Did you know optimists live longer?

“Optimists live longer,” said Dr. Bernie Siegel in a 1989 article in “Ladies Home Journal.” He went on to add, “Pessimists have a more accurate view of the world, but they don’t live longer.”
And who cares about accuracy when the alternative is a long, happy, full life?
Maybe it’s time to opt for inaccuracy. To believe the best about people even when all the signals say it’s a foolish thing to do. To see the hope when there’s no reason to hope.
To see the sunny side of life and take advantage of the exciting possibility that believing may create a happy reality.
Siegel made that bold statement 15 years ago. Since that time, research has proven him right.
One important study conducted at Yale University was reported in the August, 2002 issue of the Journal of Personality and Social Psychology, published by the American Psychological Association.
In an article entitled “Longevity Increased by Positive Self-Perceptions of Aging,” lead author Becca Levy wrote, “Our study carries two messages.
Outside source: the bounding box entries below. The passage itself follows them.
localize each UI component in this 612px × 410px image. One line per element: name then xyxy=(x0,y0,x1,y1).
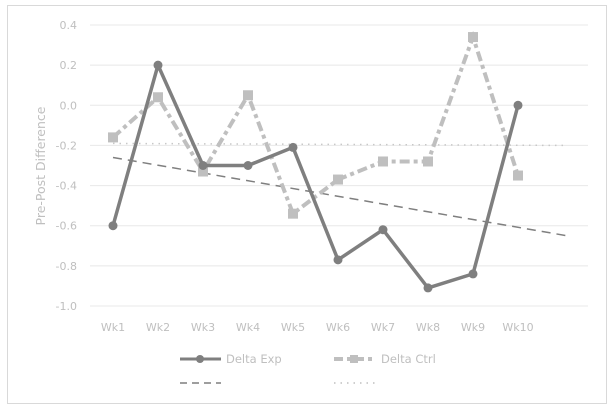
x-tick-label: Wk2 xyxy=(146,321,170,334)
legend-item-delta-exp: Delta Exp xyxy=(180,352,282,366)
x-tick-label: Wk9 xyxy=(461,321,485,334)
circle-marker-icon xyxy=(468,269,478,279)
series-line xyxy=(111,30,520,217)
legend-label-delta-ctrl: Delta Ctrl xyxy=(381,352,436,366)
circle-marker-icon xyxy=(196,355,204,363)
x-tick-label: Wk1 xyxy=(101,321,125,334)
circle-marker-icon xyxy=(108,221,118,231)
circle-marker-icon xyxy=(333,255,343,265)
square-marker-icon xyxy=(288,208,298,219)
legend: Delta Exp Delta Ctrl xyxy=(180,352,436,384)
circle-marker-icon xyxy=(423,283,433,293)
square-marker-icon xyxy=(333,174,343,185)
trendline-ctrl xyxy=(112,142,568,147)
series-delta-exp xyxy=(108,60,523,293)
circle-marker-icon xyxy=(243,161,253,170)
x-tick-label: Wk3 xyxy=(191,321,215,334)
square-marker-icon xyxy=(378,156,388,167)
y-tick-label: 0.0 xyxy=(60,99,78,112)
circle-marker-icon xyxy=(513,100,523,110)
circle-marker-icon xyxy=(198,161,208,170)
y-axis-title: Pre-Post Difference xyxy=(33,106,48,225)
x-tick-label: Wk8 xyxy=(416,321,440,334)
trendline-dotted xyxy=(112,142,568,147)
y-tick-label: 0.4 xyxy=(60,19,78,32)
square-marker-icon xyxy=(513,170,523,181)
y-tick-label: 0.2 xyxy=(60,59,78,72)
circle-marker-icon xyxy=(288,142,298,152)
circle-marker-icon xyxy=(378,225,388,235)
y-tick-label: -0.8 xyxy=(56,260,77,273)
square-marker-icon xyxy=(153,92,163,103)
trendline-exp xyxy=(112,156,568,237)
x-tick-label: Wk7 xyxy=(371,321,395,334)
square-marker-icon xyxy=(468,32,478,43)
x-tick-label: Wk5 xyxy=(281,321,305,334)
legend-item-delta-ctrl: Delta Ctrl xyxy=(334,352,436,366)
square-marker-icon xyxy=(350,355,358,363)
y-tick-label: -1.0 xyxy=(56,300,77,313)
x-axis-ticks: Wk1 Wk2 Wk3 Wk4 Wk5 Wk6 Wk7 Wk8 Wk9 Wk10 xyxy=(101,321,534,334)
y-tick-label: -0.2 xyxy=(56,139,77,152)
square-marker-icon xyxy=(243,90,253,101)
x-tick-label: Wk4 xyxy=(236,321,260,334)
circle-marker-icon xyxy=(153,60,163,70)
y-tick-label: -0.6 xyxy=(56,220,77,233)
series-line xyxy=(111,63,520,290)
x-tick-label: Wk10 xyxy=(502,321,533,334)
square-marker-icon xyxy=(423,156,433,167)
y-tick-label: -0.4 xyxy=(56,180,77,193)
x-tick-label: Wk6 xyxy=(326,321,350,334)
y-axis-ticks: 0.4 0.2 0.0 -0.2 -0.4 -0.6 -0.8 -1.0 xyxy=(56,19,77,313)
legend-label-delta-exp: Delta Exp xyxy=(226,352,282,366)
square-marker-icon xyxy=(198,166,208,177)
trendline-dashed xyxy=(112,156,568,237)
square-marker-icon xyxy=(108,132,118,143)
series-delta-ctrl xyxy=(108,30,523,219)
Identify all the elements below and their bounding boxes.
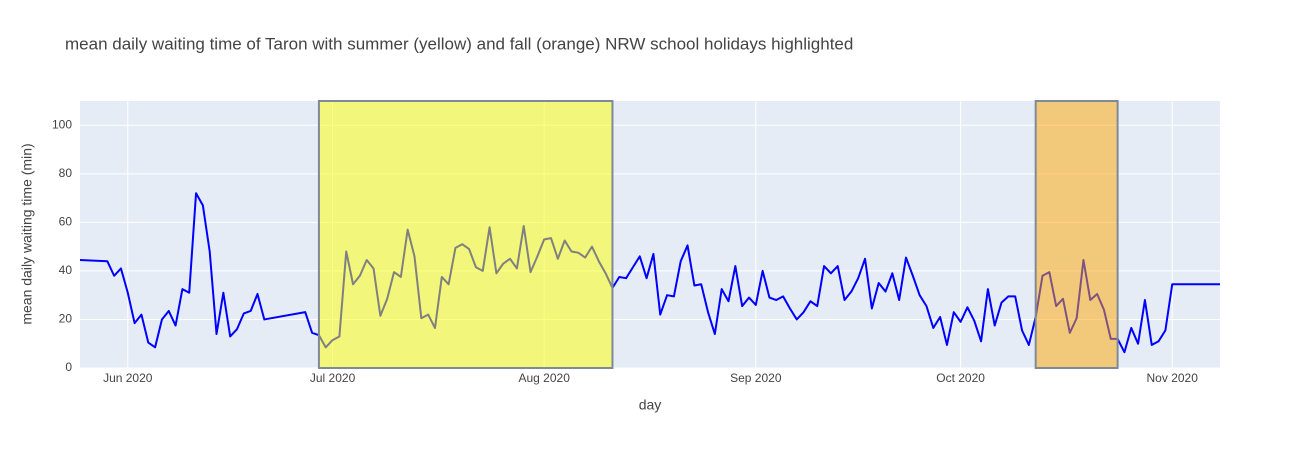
holiday-highlight <box>1034 100 1119 369</box>
plot-background <box>80 101 1220 368</box>
x-tick-label: Aug 2020 <box>518 371 570 385</box>
x-tick-label: Oct 2020 <box>936 371 985 385</box>
y-tick-label: 0 <box>65 360 72 374</box>
x-tick-label: Nov 2020 <box>1147 371 1199 385</box>
y-tick-label: 40 <box>59 263 73 277</box>
y-axis-title: mean daily waiting time (min) <box>19 143 35 324</box>
holiday-highlight <box>317 100 614 369</box>
x-tick-label: Sep 2020 <box>730 371 782 385</box>
y-tick-label: 80 <box>59 166 73 180</box>
x-tick-label: Jun 2020 <box>103 371 153 385</box>
chart-title: mean daily waiting time of Taron with su… <box>65 34 853 53</box>
x-axis-title: day <box>639 397 662 413</box>
y-tick-label: 20 <box>59 312 73 326</box>
y-tick-label: 100 <box>52 117 72 131</box>
x-tick-label: Jul 2020 <box>310 371 356 385</box>
y-tick-label: 60 <box>59 215 73 229</box>
data-line <box>79 192 1220 354</box>
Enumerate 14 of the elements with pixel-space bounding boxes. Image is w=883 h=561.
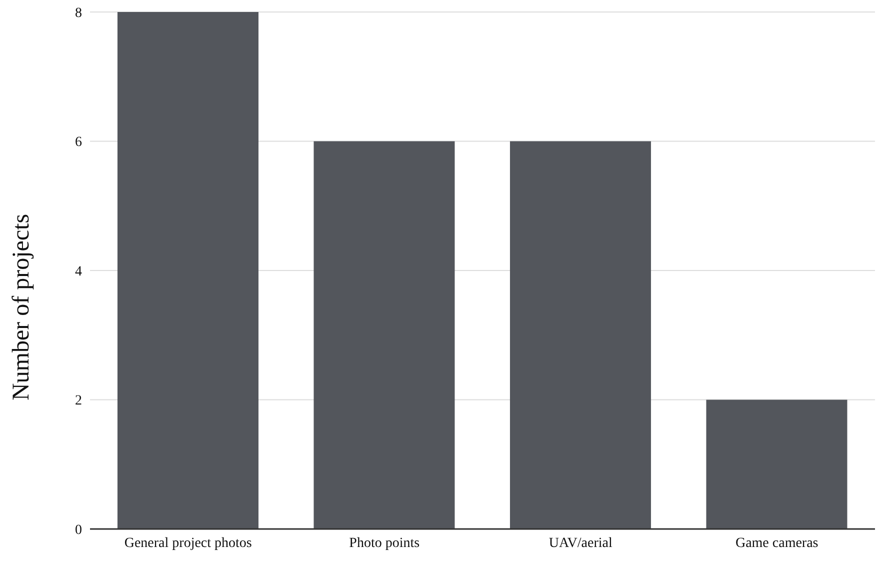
y-tick-label: 6 [75, 135, 82, 150]
bar [314, 141, 455, 529]
x-tick-label: Game cameras [735, 536, 818, 551]
bar [706, 400, 848, 529]
y-tick-label: 2 [75, 394, 82, 409]
x-tick-label: General project photos [124, 536, 252, 551]
y-tick-label: 0 [75, 522, 82, 538]
x-tick-label: UAV/aerial [548, 536, 612, 551]
bar [510, 141, 651, 529]
y-tick-label: 4 [75, 264, 82, 280]
y-tick-label: 8 [75, 6, 82, 21]
y-axis-title: Number of projects [8, 214, 35, 400]
bar [117, 12, 258, 529]
x-tick-label: Photo points [349, 536, 420, 551]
The discouraging one is that negative self-perceptions can diminish life expectancy; the encouraging one is that positive self-perceptions can prolong life expectancy.”
In a nutshell, pessimism shortens life while optimism lengthens it.
The study, which was funded by the National Institute on Aging, also involved Stanislav Kasl and Martin Slade of Yale and Suzanne Kunkel of Miami (Ohio) University.
It began with a 1975 survey of 50-year-old men and women, testing their attitudes about aging. Then 23 years later, the researchers examined how individuals’ responses predicted their survival.
They found that a positive attitude toward aging was the most important variable in longevity, extending life by seven-and-a-half years.
Low blood pressure and cholesterol extended life by only four years. Healthy body weight and regular exercise extended life from one-three years.
The researchers found positive people live longer—even after taking into account factors such as gender, socio-economic status, health, and loneliness.
They also found that “the will to live” and cardiovascular response to stress partially accounts for the relationship of attitude and survival. But, as important as these factors are, they do not completely account for the difference in longevity.
In her previous research, Levy also found that whether elderly people saw themselves as “wise” or “senile” made a large difference in their performance.
It makes a difference in their memory, their mathematical performance, their will to live, their cardiovascular response to stress, and their views of other older people.
It’s very important to have a positive attitude about aging as early as possible.
“Once individuals become older, they may lack the defences of other groups to ward off the impact of negative stereotypes on self-perceptions,” warned Levy.
So make an assessment of your attitude toward aging now. If it’s negative, try to turn it around as soon as possible. If it’s positive, reinforce it.
You can’t stop your aging, but you are in charge of your attitude. Don’t worry about the future; live in the present. Don’t worry about your health; just enjoy every day. Don’t “awfulize.”
And most important of all, remember that positive thinking is healthy for body, mind, and spirit. Even if you don’t live longer, you will live happier.